Announcing the inaugural cohort of Fellows for CRI’s Fellowship for Rabbinic Innovation

Adapted from E Jewish Philanthropy, Oct 8, 2021

Read the full piece here.

Meet the fellows here.

The Center for Rabbinic Innovation, has named six clergy to a new, mid-career fellowship in which they will seek to engage members of the Jewish community in new or expanded initiatives that don’t use a traditional synagogue membership model, Rabbi Shira Koch Epstein, the group’s executive director, told eJewishPhilanthropy.

The fellowship consists of a yearlong course of seminars combined with work on the clergy’s individual projects. Fellows will receive a $10,000 stipend, be eligible to apply for modest seed funding and be given guidance on how to seek external funding. Rabbis understand that membership rates in the institutions that employ them are declining, and they need to think differently in order to reach out, Epstein explained. “They want to serve people.”

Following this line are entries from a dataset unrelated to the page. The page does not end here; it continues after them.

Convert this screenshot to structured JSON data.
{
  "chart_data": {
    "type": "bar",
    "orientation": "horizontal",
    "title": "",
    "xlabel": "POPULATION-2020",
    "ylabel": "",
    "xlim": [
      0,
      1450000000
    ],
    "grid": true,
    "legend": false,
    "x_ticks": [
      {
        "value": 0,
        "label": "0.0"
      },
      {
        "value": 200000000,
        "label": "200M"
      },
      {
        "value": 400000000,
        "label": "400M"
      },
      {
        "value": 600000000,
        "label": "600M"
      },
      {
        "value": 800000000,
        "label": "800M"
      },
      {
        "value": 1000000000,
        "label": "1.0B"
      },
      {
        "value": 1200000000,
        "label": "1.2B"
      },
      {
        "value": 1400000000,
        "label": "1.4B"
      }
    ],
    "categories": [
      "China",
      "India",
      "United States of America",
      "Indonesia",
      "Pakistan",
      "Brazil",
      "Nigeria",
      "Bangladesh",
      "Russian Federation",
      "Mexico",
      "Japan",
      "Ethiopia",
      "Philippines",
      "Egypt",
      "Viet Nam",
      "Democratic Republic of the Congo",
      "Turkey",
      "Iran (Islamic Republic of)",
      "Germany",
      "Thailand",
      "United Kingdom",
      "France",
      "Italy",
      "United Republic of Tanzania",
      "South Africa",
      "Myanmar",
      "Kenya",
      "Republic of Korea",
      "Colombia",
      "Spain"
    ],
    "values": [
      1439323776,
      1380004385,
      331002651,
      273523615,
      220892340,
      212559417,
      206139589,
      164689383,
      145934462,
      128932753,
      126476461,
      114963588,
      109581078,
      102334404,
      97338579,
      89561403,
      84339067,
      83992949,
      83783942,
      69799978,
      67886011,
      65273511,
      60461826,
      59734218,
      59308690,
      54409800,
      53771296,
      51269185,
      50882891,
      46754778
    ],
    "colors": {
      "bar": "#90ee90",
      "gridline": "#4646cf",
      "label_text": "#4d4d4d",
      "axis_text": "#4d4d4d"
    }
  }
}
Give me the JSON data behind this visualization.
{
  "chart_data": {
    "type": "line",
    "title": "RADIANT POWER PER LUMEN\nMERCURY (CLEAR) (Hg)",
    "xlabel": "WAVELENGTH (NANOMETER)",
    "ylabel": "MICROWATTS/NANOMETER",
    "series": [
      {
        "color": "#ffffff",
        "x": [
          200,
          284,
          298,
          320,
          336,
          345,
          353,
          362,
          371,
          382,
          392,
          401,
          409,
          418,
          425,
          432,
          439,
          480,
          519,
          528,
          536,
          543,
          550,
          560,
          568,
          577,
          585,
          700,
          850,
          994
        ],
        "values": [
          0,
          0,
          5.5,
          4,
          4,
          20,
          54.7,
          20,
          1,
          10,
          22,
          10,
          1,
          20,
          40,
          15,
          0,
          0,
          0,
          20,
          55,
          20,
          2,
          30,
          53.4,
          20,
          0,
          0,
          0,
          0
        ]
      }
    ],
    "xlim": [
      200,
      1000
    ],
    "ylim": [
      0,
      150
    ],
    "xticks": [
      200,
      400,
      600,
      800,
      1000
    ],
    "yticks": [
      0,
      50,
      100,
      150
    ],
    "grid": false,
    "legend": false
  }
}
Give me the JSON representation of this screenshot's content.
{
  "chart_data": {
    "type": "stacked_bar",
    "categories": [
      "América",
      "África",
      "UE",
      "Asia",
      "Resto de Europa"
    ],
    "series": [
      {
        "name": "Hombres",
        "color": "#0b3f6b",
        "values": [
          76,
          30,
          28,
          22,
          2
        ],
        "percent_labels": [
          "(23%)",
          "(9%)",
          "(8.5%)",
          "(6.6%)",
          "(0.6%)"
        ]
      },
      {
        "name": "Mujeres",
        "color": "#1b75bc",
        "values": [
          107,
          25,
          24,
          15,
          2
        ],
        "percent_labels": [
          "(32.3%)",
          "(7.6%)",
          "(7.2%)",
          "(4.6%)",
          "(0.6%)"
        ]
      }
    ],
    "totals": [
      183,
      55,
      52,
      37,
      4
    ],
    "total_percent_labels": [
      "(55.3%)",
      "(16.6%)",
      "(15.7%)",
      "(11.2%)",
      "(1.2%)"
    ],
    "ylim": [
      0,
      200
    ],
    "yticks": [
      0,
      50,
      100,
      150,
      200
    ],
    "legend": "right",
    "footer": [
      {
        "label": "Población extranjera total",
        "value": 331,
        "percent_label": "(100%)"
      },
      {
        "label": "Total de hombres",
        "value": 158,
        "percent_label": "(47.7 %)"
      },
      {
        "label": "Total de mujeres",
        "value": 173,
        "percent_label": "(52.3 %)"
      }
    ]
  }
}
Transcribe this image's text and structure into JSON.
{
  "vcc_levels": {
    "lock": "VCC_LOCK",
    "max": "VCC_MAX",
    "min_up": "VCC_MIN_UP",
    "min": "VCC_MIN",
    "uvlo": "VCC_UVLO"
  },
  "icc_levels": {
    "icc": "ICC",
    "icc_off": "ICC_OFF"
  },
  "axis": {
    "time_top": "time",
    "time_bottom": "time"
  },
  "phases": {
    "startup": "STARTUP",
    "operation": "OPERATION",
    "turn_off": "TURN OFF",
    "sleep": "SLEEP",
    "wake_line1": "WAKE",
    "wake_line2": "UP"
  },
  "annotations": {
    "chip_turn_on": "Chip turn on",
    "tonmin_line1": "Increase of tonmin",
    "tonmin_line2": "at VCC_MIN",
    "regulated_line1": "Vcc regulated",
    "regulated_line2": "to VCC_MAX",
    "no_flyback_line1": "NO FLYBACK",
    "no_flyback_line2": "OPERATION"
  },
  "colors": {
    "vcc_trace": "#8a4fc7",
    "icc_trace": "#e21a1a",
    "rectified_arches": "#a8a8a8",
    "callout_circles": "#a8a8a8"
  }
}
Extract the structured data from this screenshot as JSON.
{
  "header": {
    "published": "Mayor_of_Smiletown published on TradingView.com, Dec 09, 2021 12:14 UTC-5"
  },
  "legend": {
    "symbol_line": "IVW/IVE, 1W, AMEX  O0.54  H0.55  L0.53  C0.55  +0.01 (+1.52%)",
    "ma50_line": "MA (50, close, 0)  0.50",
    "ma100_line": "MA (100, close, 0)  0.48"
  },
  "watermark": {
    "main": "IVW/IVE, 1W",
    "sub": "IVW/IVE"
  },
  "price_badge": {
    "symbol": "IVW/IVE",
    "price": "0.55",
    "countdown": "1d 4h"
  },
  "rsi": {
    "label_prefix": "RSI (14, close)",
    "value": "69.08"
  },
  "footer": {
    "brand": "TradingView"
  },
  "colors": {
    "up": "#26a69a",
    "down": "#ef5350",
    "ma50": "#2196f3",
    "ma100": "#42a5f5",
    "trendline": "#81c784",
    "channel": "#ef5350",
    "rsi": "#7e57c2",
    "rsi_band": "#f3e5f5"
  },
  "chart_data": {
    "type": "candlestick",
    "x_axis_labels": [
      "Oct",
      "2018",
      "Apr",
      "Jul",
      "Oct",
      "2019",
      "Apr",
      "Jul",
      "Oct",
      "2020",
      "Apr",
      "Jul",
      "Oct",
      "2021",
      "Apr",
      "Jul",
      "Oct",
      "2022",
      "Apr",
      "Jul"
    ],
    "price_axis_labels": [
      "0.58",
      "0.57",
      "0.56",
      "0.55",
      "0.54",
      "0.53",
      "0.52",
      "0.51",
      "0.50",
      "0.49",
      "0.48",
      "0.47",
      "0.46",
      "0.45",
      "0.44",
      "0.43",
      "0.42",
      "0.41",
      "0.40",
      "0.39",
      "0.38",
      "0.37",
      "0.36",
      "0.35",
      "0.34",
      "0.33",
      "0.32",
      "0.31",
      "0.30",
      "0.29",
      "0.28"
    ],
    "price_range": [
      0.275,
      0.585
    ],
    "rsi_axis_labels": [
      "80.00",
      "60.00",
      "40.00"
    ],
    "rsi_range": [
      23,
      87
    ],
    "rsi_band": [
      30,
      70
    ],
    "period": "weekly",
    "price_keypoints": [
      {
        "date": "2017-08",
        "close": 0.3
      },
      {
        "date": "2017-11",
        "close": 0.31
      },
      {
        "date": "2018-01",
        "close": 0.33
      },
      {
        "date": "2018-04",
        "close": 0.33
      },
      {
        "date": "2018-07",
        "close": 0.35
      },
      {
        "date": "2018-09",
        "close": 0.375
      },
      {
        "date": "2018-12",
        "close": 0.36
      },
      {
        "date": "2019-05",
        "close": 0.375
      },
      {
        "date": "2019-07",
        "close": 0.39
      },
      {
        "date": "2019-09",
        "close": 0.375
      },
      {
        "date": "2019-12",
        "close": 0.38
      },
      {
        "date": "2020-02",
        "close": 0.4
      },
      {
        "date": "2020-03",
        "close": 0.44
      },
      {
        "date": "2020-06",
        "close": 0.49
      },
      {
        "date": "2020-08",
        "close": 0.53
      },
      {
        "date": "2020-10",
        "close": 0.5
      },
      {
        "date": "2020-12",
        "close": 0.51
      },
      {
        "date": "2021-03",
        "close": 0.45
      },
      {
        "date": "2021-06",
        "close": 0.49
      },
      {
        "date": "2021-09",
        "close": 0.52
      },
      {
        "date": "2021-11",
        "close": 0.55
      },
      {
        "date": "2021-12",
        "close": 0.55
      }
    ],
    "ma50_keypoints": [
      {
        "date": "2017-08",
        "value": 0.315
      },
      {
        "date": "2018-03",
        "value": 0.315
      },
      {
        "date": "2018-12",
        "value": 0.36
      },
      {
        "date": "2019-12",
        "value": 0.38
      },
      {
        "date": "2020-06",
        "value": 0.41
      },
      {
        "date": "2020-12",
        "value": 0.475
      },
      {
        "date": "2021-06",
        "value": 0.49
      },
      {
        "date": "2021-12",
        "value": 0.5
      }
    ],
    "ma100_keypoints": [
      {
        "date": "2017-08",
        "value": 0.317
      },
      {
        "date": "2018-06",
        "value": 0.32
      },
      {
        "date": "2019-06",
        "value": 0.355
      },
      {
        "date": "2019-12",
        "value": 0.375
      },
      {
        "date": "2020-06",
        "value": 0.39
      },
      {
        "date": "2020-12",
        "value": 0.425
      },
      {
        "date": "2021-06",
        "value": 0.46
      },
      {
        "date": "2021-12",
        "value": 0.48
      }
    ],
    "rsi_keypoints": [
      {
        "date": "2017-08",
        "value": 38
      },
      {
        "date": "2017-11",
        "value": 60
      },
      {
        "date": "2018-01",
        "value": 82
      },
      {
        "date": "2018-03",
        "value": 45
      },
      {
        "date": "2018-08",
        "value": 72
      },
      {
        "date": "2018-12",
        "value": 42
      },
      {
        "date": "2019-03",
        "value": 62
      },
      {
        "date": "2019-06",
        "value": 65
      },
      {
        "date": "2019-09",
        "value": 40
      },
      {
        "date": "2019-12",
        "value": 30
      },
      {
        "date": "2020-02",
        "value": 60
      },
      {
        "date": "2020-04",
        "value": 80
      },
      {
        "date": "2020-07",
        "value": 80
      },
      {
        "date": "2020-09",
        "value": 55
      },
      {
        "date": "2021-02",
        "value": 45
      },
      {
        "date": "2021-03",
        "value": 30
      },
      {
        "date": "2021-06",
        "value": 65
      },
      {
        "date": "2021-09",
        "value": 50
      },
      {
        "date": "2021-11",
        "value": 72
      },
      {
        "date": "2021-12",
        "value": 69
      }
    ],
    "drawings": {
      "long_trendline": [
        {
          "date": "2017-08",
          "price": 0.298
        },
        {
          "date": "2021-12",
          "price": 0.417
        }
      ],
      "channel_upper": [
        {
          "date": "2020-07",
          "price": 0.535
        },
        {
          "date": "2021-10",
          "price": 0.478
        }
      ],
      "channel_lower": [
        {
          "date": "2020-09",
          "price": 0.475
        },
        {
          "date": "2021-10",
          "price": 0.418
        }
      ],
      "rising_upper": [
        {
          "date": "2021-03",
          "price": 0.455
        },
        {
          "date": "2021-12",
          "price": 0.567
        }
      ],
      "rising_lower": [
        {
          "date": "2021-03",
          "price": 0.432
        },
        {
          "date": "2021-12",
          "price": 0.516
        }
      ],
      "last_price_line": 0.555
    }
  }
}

Projects include Rabbi Susan Goldberg’s Nefesh, a spiritual community on Los Angeles’s Eastside, and Rabbi Dani Passow’s initiative that will seek to create Jewish community for young Harvard University alumni, with the goal of replicating the model for use by Hillels at other schools. Rabbi Miriam Cotzin Burg’s Hava NaBaby is a Jewish Childbirth Education for participants to travel the path of parenthood together and Rabbi Josh Lesser is launching Attune, offering Jewish contemplating and meditative opportunities. Rabbi Jen Gubitz’s Modern JewISH Couples encourages couples to explore how Judaism shows up within life’s essential questions and decisions and Rabbi Ezra Weinberg, seeks to offer on-ramps into Jewish life for those outside the typical normative family structure such as divorced families, single parents and recent Jews by choice.

The creation of the program was driven by demand from rabbis who had already been in the field for more than five years. The center offers a similar fellowship for clergy who are in the early years of their career.

Some 40 people applied for the fellowship, which is open to all denominations and was made possible in part by a challenge grant from an anonymous donor, Epstein said.